Pensively, I leafed through an old psychology magazine until I came across an article titled "The Empty Nest Syndrome" . . . a piece detailing "the acute depression that sometimes affects parents when their children are grown". Could that be the cause of the malaise I was feeling? Well, if it was, I was determined to stop it dead in its tracks. I'd find a way to be active again and use my teaching aptitude, training, experience, and never-say-die energy to keep my horizons expanding!
It took me a while to figure out just how I was going to do all this, but finally—after listening to my husband grumble something about "car rental dealers"—I came up with a perfect plan to beat the empty-nest syndrome. Since one role in life that I both enjoyed and excelled at was being a grandmother"; I'd simply rent myself out as a bona fide grandmother to folks who needed a temporary live-in baby-sitter! For a very reasonable fee, I'd go into someone's home and care for the children as if they were my own kissin' kin. I'd rock, cuddle, scold, praise, listen to prayers, and bake cookies. I'd tell stories and play games and let the kids call me "Grandma"so they'd feel comfortable around me. (Why, I might even help clean house!) In short, I'd be an on-the-job, round-the-clock, all-around grandmother to my clients!
With the help of "Grandpa"; I came up with a minimum rental period of one week and a maximum of three, for which I'd charge a daily fee plus any transportation costs. And I'd be willing to go just about anywhere, as long as someone was willing to get me there.

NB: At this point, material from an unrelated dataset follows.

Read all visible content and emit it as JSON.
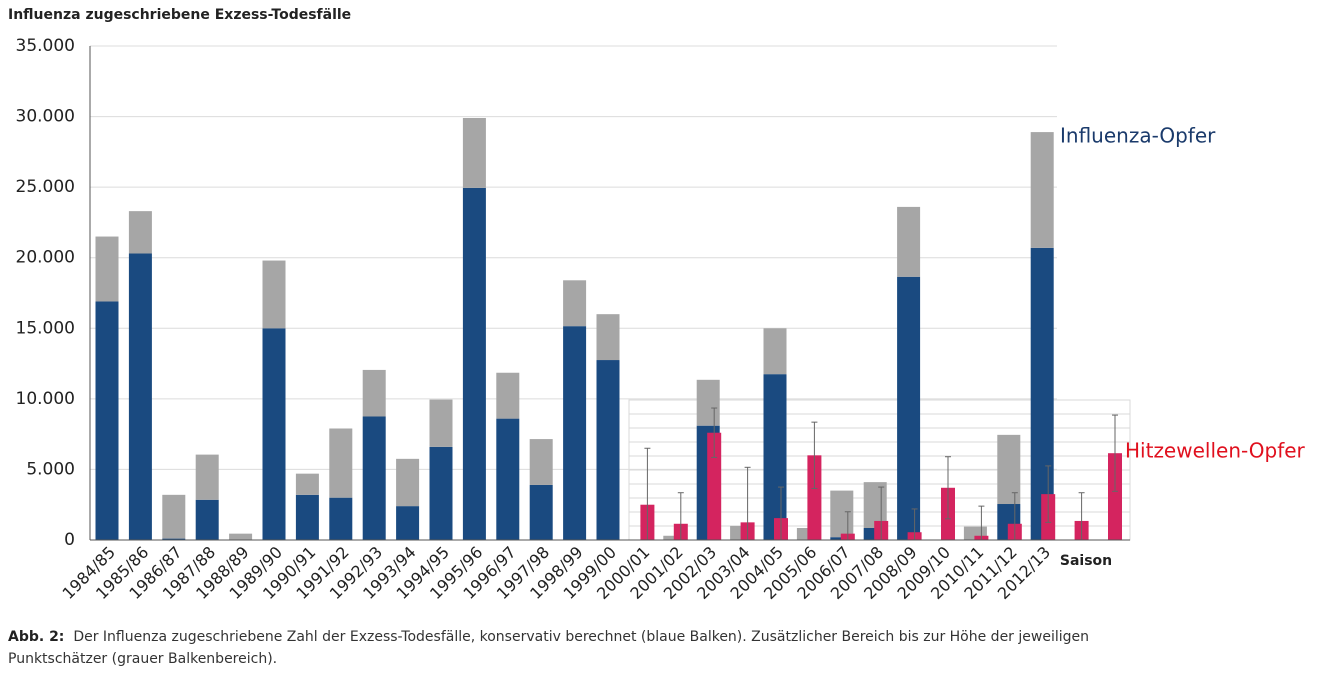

Once all the groundwork was laid for my "rent-a-grandma"; I made a few placards and—together with friends—spread them around within a 200-mile radius of my Minnesota home. Well, that was over six years ago . . . and I've been busy ever since! (I've had offers for "grandma-ing" from as far away as Kentucky and California!) My little advertisements have brought me a passel of rewarding experiences and a host of devoted "grandchildren" . . . from ages 8 to 82! And what about those expanding horizons? Rest assured, they continue to widen!